Au milieu de ces génies de la Nouvelle-Orléans et de tant d’orchestres européens qui tentaient de suivre leur voie avec passion, comment trouver la sienne ? En bon chef d’orchestre dandy, Jacky Milliet eut l’intelligence de bien s’entourer et de trouver sa voie dans un style très musicalement esthétique, inspiré par la démarche d’autres solistes et chefs du vieux continent comme les Anglais Chris Barber et Monty Sunshine, ou les Français Claude Luther, Marc Laferrière ou Maxime Saury, avec des compositions personnelles très mélodiques, ou des reprises de chansons françaises qu’il faisait swinguer.
Je me fis un plaisir d’en orchestrer sur nos albums… Pratiquant moi-même la clarinette, et en connaissant un peu les ressources, nos nombreuses heures de duo finirent (parfois) par me donner d’anticiper son phrasé de manière à en trouver spontanément le contrepoint ; un jeu auquel je me prêtais avec malice et qui le faisait rire ! Un stade de complicité qui pouvait parfois faire croire au public que tout était répété.
Jacky avait une classe à la Roger Moore.

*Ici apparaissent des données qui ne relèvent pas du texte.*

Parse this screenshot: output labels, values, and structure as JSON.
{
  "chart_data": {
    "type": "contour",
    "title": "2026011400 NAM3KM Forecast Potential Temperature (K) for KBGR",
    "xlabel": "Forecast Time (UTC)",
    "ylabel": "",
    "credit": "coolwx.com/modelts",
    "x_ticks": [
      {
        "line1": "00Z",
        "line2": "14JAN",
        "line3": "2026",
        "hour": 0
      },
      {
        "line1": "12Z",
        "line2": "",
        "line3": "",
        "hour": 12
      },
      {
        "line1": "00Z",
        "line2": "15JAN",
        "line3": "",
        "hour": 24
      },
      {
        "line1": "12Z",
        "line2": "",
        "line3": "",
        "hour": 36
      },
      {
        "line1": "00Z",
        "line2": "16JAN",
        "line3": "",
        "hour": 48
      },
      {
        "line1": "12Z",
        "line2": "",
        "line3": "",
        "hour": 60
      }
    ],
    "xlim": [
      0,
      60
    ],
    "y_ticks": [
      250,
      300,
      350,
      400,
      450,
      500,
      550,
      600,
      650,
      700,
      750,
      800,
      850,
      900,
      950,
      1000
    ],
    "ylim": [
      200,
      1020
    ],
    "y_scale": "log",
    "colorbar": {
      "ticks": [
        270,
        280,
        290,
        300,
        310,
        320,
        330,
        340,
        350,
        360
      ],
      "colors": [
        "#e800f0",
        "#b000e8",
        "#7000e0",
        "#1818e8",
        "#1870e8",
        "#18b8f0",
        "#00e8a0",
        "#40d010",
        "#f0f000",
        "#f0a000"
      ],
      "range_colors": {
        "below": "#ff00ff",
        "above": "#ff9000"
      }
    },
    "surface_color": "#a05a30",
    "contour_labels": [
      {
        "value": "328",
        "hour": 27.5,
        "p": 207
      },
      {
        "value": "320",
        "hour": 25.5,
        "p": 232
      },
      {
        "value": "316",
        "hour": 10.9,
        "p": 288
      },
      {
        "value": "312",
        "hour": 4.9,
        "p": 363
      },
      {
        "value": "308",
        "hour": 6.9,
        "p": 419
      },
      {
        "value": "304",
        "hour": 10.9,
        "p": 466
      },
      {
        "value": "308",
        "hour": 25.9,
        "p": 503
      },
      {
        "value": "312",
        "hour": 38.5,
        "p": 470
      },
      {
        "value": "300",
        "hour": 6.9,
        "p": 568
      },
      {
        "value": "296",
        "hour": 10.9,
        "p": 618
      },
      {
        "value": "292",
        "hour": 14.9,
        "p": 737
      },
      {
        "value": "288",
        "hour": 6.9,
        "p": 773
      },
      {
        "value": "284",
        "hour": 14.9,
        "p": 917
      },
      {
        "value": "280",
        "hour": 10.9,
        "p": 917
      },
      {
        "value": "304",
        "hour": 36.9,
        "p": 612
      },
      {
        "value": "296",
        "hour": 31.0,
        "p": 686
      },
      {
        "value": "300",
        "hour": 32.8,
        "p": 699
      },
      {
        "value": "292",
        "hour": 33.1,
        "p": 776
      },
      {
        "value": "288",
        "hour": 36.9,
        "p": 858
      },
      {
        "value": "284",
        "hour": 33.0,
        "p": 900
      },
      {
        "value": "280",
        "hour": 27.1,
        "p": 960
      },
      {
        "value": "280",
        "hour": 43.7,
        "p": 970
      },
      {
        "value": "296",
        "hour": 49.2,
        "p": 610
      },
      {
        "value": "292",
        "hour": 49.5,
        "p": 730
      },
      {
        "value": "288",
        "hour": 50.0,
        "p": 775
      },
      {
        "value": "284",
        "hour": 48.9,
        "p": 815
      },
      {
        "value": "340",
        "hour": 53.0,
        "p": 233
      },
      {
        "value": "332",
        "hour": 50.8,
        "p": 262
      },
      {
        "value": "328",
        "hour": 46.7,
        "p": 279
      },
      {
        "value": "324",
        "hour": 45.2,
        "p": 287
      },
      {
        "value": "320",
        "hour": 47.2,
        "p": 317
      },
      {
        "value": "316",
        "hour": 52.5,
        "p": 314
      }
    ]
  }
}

De passage à Paris pour jouer au Caveau de La Huchette avec son orchestre, il vint jouer quelques morceaux avec moi alors que j’officiais au George V : la direction me demanda tout de suite de l’engager en me disant que « lui et sa musique collent parfaitement avec le décor » !
En 2012 -nous avions déjà 4 ou 5 albums en commun, je lui proposais de produire un nouveau disque : « Je vais avoir 80 ans, est-ce que cela a encore du sens ? » me répliqua-t-il, toujours élégamment en retrait. J’insistais et cela donna l’album : Escapade symphonique. Même si nos concerts s’espacèrent un peu dans les années 2010, nous jouâmes régulièrement jusqu’à l’ère covidique. Suite à quoi ses apparitions sur scène se sont raréfiées, mais il m’écrivit lors de notre échange de voeux début 2023 qu’il avait joué près de chez lui pour Noël.